Ghost Bath prend son temps. Étire ses compositions, contemplant sa propre dépression avec le regard perdu dans le vide. Serein, tout en étant au bord du précipice, prêt à sauter au fond du gouffre après avoir observé les merveilles du monde une dernière fois. Le chant y est à l'unisson : torturé, expressif, jamais placé au premier plan. Le support vocal ne sert qu'à solidifier les ambiances. Pourtant, celui-ci intervient toujours au bon moment. Jamais les Chinois* ne tombent hors de propos, et ne placeront un élément détruisant toute cette belle unité. « Happyhouse » développe parfaitement cette interaction entre la guitare mélodieuse, propre au post-black, et les hurlement déchirants du chanteur. La conclusion « Death and the Maiden » est la synthèse adéquate à l’œuvre, qui permet de laisser l'auditeur terminer sur une dernière note envoûtante.

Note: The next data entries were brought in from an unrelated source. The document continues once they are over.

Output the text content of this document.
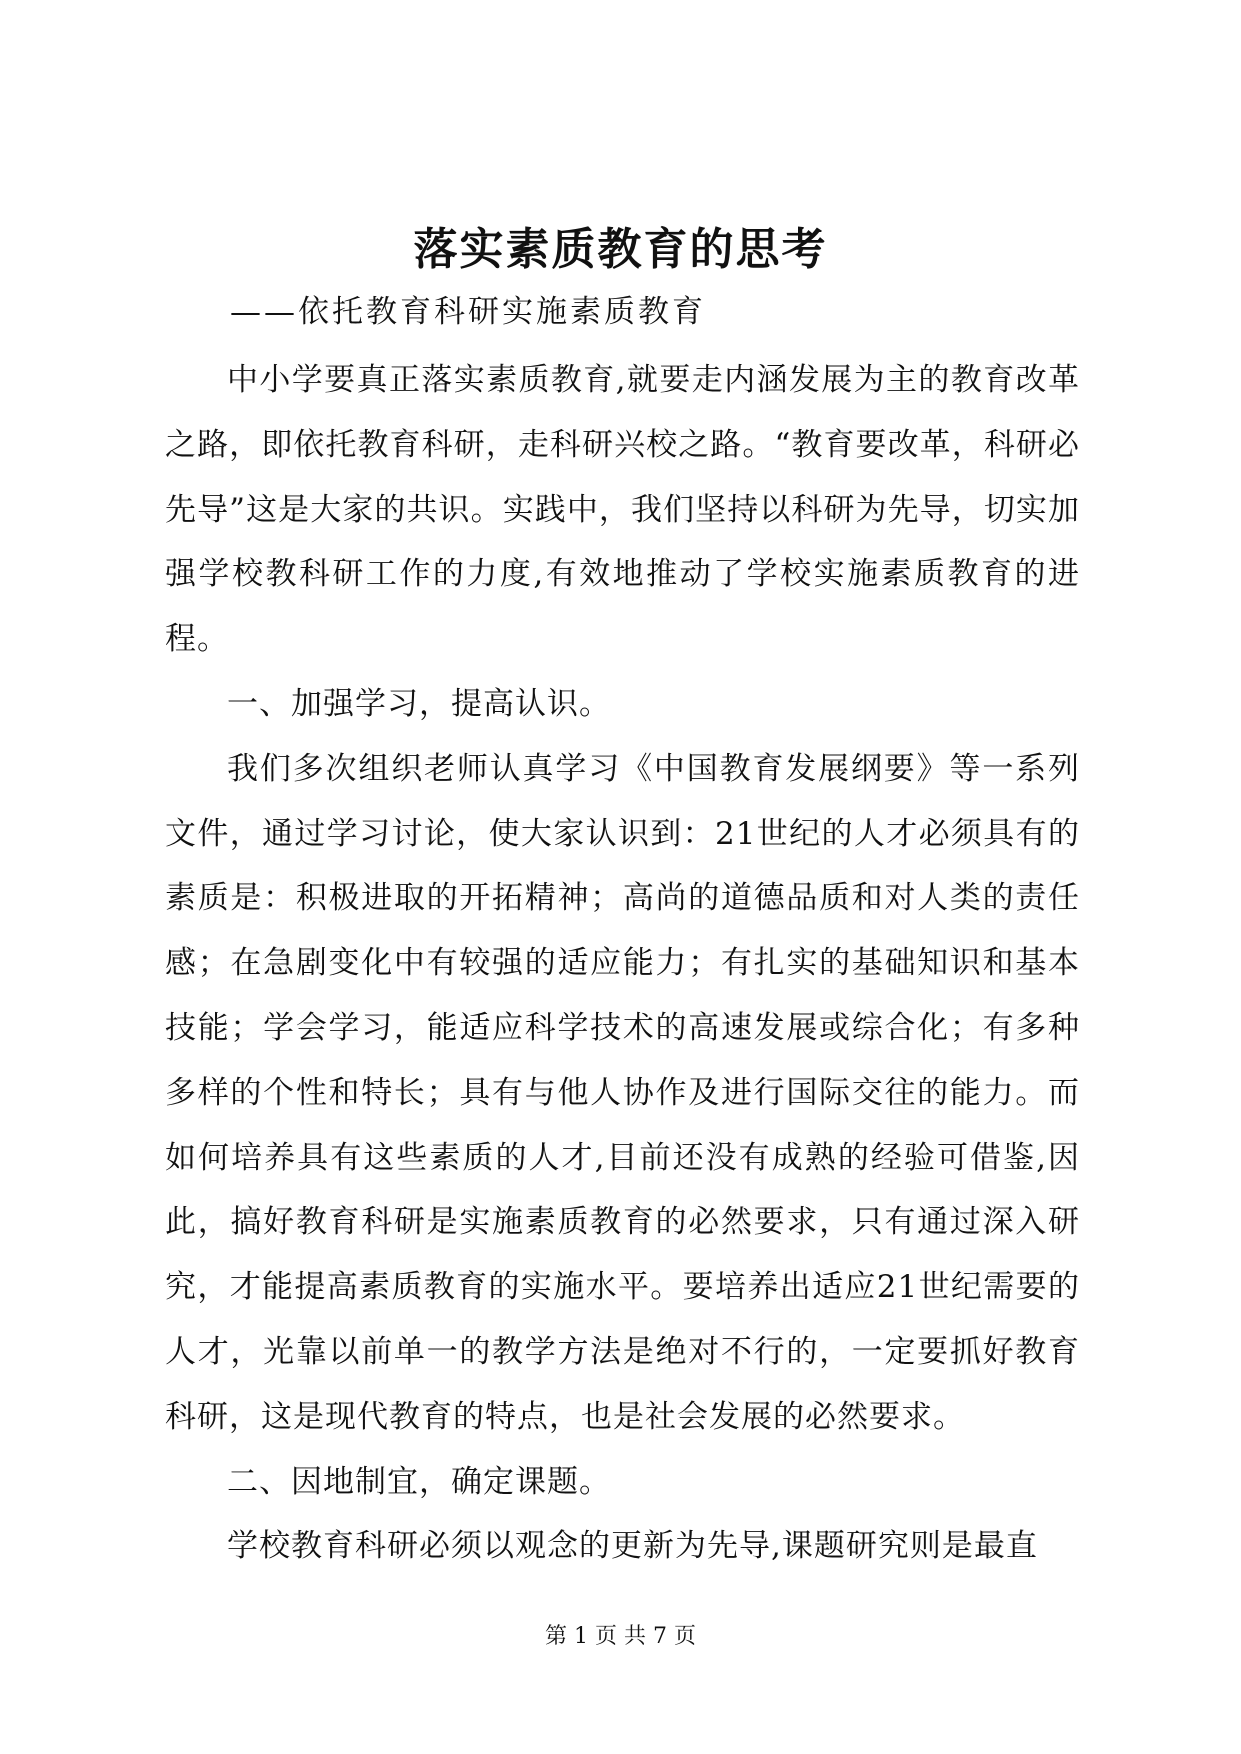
落实素质教育的思考
——依托教育科研实施素质教育

中小学要真正落实素质教育,就要走内涵发展为主的教育改革之路，即依托教育科研，走科研兴校之路。“教育要改革，科研必先导”这是大家的共识。实践中，我们坚持以科研为先导，切实加强学校教科研工作的力度,有效地推动了学校实施素质教育的进程。

一、加强学习，提高认识。

我们多次组织老师认真学习《中国教育发展纲要》等一系列文件，通过学习讨论，使大家认识到：21世纪的人才必须具有的素质是：积极进取的开拓精神；高尚的道德品质和对人类的责任感；在急剧变化中有较强的适应能力；有扎实的基础知识和基本技能；学会学习，能适应科学技术的高速发展或综合化；有多种多样的个性和特长；具有与他人协作及进行国际交往的能力。而如何培养具有这些素质的人才,目前还没有成熟的经验可借鉴,因此，搞好教育科研是实施素质教育的必然要求，只有通过深入研究，才能提高素质教育的实施水平。要培养出适应21世纪需要的人才，光靠以前单一的教学方法是绝对不行的，一定要抓好教育科研，这是现代教育的特点，也是社会发展的必然要求。

二、因地制宜，确定课题。

学校教育科研必须以观念的更新为先导,课题研究则是最直

第 1 页 共 7 页
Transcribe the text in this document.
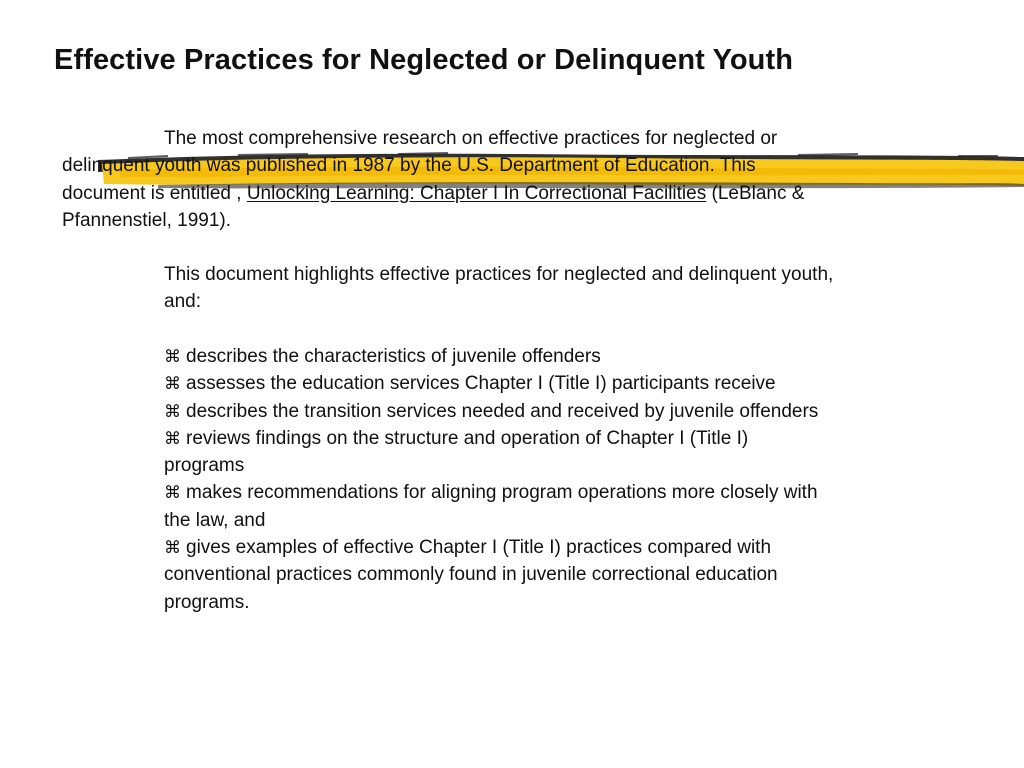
Effective Practices for Neglected or Delinquent Youth
The most comprehensive research on effective practices for neglected or
delinquent youth was published in 1987 by the U.S. Department of Education. This
document is entitled , Unlocking Learning: Chapter I In Correctional Facilities (LeBlanc &
Pfannenstiel, 1991).
This document highlights effective practices for neglected and delinquent youth,
and:
⌘ describes the characteristics of juvenile offenders
⌘ assesses the education services Chapter I (Title I) participants receive
⌘ describes the transition services needed and received by juvenile offenders
⌘ reviews findings on the structure and operation of Chapter I (Title I)
programs
⌘ makes recommendations for aligning program operations more closely with
the law, and
⌘ gives examples of effective Chapter I (Title I) practices compared with
conventional practices commonly found in juvenile correctional education
programs.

Déstabilisant, poignant, puissant, aussi bien que rêveur. Tant de qualificatifs qui se réunissent dans ce Moonlover. Signant là l'un des disques de post-black les plus intéressants qu'il soit, Ghost Bath se classe directement parmi les ténors du genre et arrache un trône qu'il sera difficile de lui reprendre cette année. Un album incontournable, à écouter de toute urgence. En attendant la prochaine sortie de Deafheaven…
*NB : Entre la rédaction de cette chronique et sa publication, le groupe a révélé venir des États-Unis et non de Chine. Si cela n'enlève rien ni à leur talent, ni à mon appréciation de l'album, on peut s'interroger sur l'intelligence de cette stratégie de communication pour le moins originale du groupe. Parenthèse fermée.